Monday, July 28, 2008

Tolerance across the Atlantic: how Europe and the US can learn from each other

Last week, Barack Obama made a triumphant tour through Europe. German Chancellor Angela Merkel, French President Nicolas Sarkozy and British Prime Minister Gordon Brown each did their best to give a warm welcome to the Democratic presidential candidate. In addition, 200,000 people showed up in Berlin to hear Obama speak.

Towards the end of the week, Julie Sell and Margaret Talev at the McClatchy newspaper asked the following intriguing question: "Would Europe elect a black leader?" One reason I am excited about Obama's candidacy is that it belies European cynicism towards the American dream. As the democratic primaries have shown, the American answer to the question whether the country would possibly elect a black leader is, at a minimum, no longer an automatic no.
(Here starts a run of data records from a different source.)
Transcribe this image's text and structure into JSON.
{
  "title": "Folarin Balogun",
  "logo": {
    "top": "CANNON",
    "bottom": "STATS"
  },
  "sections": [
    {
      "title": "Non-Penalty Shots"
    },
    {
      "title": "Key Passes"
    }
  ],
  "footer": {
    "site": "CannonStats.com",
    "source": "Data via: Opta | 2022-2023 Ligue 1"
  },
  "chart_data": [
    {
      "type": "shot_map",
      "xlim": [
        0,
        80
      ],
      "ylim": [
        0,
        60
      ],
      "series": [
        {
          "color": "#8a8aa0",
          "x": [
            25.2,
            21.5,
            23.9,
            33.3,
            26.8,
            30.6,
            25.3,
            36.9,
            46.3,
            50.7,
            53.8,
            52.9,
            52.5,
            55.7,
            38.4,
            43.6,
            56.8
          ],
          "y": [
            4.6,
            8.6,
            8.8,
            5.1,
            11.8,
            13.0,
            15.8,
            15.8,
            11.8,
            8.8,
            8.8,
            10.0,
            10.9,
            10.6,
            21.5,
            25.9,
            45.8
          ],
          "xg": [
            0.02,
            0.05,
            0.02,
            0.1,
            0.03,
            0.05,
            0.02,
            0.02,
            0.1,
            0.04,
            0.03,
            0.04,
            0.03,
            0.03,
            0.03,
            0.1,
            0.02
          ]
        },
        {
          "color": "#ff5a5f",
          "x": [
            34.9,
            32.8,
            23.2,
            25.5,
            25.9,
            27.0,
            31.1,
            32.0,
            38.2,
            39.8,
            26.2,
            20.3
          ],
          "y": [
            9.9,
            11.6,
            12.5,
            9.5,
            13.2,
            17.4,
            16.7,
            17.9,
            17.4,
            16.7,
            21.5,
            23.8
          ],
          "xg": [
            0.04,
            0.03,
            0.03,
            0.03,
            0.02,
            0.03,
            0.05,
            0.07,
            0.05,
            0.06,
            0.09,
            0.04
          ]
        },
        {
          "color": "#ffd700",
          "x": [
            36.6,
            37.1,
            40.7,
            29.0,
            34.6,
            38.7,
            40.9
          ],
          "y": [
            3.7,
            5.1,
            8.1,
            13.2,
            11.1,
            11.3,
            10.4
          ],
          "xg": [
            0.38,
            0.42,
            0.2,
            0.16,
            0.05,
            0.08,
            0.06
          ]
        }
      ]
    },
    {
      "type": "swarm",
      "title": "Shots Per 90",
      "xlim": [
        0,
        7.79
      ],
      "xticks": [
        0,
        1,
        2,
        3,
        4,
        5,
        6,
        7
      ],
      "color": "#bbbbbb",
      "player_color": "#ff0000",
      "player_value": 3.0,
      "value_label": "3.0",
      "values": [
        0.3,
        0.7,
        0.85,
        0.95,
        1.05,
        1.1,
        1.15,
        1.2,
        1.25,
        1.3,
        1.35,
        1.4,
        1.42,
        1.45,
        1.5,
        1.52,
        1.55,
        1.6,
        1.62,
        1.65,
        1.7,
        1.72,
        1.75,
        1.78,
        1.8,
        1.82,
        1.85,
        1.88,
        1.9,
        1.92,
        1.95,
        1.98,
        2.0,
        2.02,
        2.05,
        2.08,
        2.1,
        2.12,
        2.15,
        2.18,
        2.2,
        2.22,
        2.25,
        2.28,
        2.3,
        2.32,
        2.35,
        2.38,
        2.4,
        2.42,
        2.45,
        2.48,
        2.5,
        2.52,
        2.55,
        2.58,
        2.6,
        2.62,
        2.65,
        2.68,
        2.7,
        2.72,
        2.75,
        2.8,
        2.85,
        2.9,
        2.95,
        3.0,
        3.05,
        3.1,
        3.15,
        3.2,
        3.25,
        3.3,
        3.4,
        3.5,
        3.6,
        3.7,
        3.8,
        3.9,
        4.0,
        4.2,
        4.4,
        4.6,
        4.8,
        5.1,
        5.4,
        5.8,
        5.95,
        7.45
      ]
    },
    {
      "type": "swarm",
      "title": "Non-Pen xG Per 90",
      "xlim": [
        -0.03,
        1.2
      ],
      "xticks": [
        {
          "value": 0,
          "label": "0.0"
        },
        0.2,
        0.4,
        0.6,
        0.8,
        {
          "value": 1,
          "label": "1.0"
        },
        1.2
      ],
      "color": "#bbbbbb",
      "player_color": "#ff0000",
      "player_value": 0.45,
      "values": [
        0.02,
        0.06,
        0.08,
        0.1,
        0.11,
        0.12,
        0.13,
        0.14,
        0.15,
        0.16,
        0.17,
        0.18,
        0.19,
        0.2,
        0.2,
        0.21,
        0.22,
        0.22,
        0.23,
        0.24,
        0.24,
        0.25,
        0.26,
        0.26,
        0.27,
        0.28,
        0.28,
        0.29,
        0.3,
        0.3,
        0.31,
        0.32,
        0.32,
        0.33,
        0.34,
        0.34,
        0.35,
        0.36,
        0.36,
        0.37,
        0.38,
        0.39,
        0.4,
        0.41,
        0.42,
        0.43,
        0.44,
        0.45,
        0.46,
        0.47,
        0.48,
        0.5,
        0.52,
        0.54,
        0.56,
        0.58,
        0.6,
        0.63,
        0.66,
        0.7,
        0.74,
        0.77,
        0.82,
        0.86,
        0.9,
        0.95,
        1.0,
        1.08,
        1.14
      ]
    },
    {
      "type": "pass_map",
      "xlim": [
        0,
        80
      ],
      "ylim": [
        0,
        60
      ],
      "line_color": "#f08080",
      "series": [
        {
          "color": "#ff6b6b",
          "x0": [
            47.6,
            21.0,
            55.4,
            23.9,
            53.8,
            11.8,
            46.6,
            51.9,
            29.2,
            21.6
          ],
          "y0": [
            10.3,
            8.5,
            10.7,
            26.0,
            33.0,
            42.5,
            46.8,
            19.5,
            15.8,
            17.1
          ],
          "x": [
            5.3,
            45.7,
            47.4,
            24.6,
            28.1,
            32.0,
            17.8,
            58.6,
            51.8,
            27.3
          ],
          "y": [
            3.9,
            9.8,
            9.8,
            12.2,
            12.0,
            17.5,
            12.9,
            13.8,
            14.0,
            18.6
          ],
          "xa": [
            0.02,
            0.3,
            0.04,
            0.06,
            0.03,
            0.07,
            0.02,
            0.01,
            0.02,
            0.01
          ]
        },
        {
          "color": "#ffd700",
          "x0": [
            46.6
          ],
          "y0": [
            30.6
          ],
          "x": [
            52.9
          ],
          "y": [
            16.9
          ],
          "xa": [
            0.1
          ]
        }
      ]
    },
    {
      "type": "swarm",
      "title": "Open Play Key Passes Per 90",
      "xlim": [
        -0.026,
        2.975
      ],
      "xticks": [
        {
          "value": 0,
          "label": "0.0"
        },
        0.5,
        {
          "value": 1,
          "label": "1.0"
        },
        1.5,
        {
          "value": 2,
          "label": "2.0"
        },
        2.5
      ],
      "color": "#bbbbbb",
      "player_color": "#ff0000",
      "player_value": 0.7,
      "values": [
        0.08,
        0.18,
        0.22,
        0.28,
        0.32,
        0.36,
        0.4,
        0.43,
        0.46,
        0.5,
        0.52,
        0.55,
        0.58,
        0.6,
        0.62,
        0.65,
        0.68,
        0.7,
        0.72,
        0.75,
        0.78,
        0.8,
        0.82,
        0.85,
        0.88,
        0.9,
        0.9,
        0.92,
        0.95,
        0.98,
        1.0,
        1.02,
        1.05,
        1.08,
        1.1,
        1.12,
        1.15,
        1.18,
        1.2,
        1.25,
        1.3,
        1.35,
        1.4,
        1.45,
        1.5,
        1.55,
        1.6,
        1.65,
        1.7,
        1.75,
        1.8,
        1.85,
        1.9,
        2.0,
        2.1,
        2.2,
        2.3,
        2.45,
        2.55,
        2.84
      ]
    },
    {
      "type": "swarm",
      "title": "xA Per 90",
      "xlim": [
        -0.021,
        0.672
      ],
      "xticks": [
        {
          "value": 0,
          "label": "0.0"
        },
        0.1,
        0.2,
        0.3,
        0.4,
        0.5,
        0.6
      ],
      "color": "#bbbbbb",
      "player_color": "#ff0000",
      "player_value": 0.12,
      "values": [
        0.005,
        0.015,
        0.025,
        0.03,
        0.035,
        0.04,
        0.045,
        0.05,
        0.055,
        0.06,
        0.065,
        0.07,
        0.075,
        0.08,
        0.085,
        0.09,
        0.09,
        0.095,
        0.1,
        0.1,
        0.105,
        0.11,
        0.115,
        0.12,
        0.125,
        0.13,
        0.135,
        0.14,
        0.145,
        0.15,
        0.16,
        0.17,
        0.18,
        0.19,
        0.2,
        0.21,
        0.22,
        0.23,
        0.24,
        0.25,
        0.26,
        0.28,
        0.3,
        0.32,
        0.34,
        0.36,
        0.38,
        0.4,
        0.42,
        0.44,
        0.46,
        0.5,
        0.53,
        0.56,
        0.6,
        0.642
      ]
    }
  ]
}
Sell and Talev imply that the same is not true for Europe. Although the article contains a few basic mistakes (for example referring to French Minister of Justice Rachida Dati as a "junior minister"), its overall premise that cultural hurdles make the prospects for non-white potential candidates very difficult are sound. As Sell and Talev explain:
European political systems also function differently than the American-style primaries. In Europe, tight circles of party insiders, who often attend the same elite schools, choose the national candidates. Critics say that makes it harder for outsiders, and minorities, to break in.
I am one of those critics. The current system not only prevents outsiders from breaking in, it stifles many new ideas as well, and there's ample reason for changing the current European model of electing leaders.

But the McClatchy question has an obvious corollary: "Would the U.S. elect a gay leader?" Unlike the U.S., attitudes in Europe towards the LGBT community have undergone a rapid evolution. A July 2008 "Special Barometer" of the European Commission found, for example, that "most Europeans would feel comfortable with having a leader who is homosexual in their country" (p. 59). Indeed, on a "comfort scale" from 1 to 10, with 10 indicating complete comfort, 36% of all Europeans would feel totally comfortable with this situation (giving a rating of 10 out of 10) while the EU average is 7.0 out of 10. This includes people from very religious countries in Eastern Europe like Bulgaria, Cyprus and Romania (whose populations' comfort rating is each less than 4). Conversely, the comfort level is very high in Western European countries like Sweden (9.1 out of 10), Denmark (9.0) and the Netherlands (8.8).

Sadly, asking the question "Would the U.S. elect a gay leader?" is to provide the answer: no it would not in the foreseeable future. Indeed, mainstream Democratic presidential candidates like Barack Obama and Hillary Clinton have stated that they do not even support the basic right of members of the LGBT community to get married (instead, emphasizing their support for supposedly separate but equal measures like civil unions).

Obama's candidacy is built on hope and change. Applied across the Atlantic, one can always hope that as much as an Obama candidacy changes attitudes in Europe, an LGBT candidate for office in Europe might change things here. The current mayors of Paris and Berlin, Bertrand Delanoe and Klaus Wowereit, could very well be those candidates.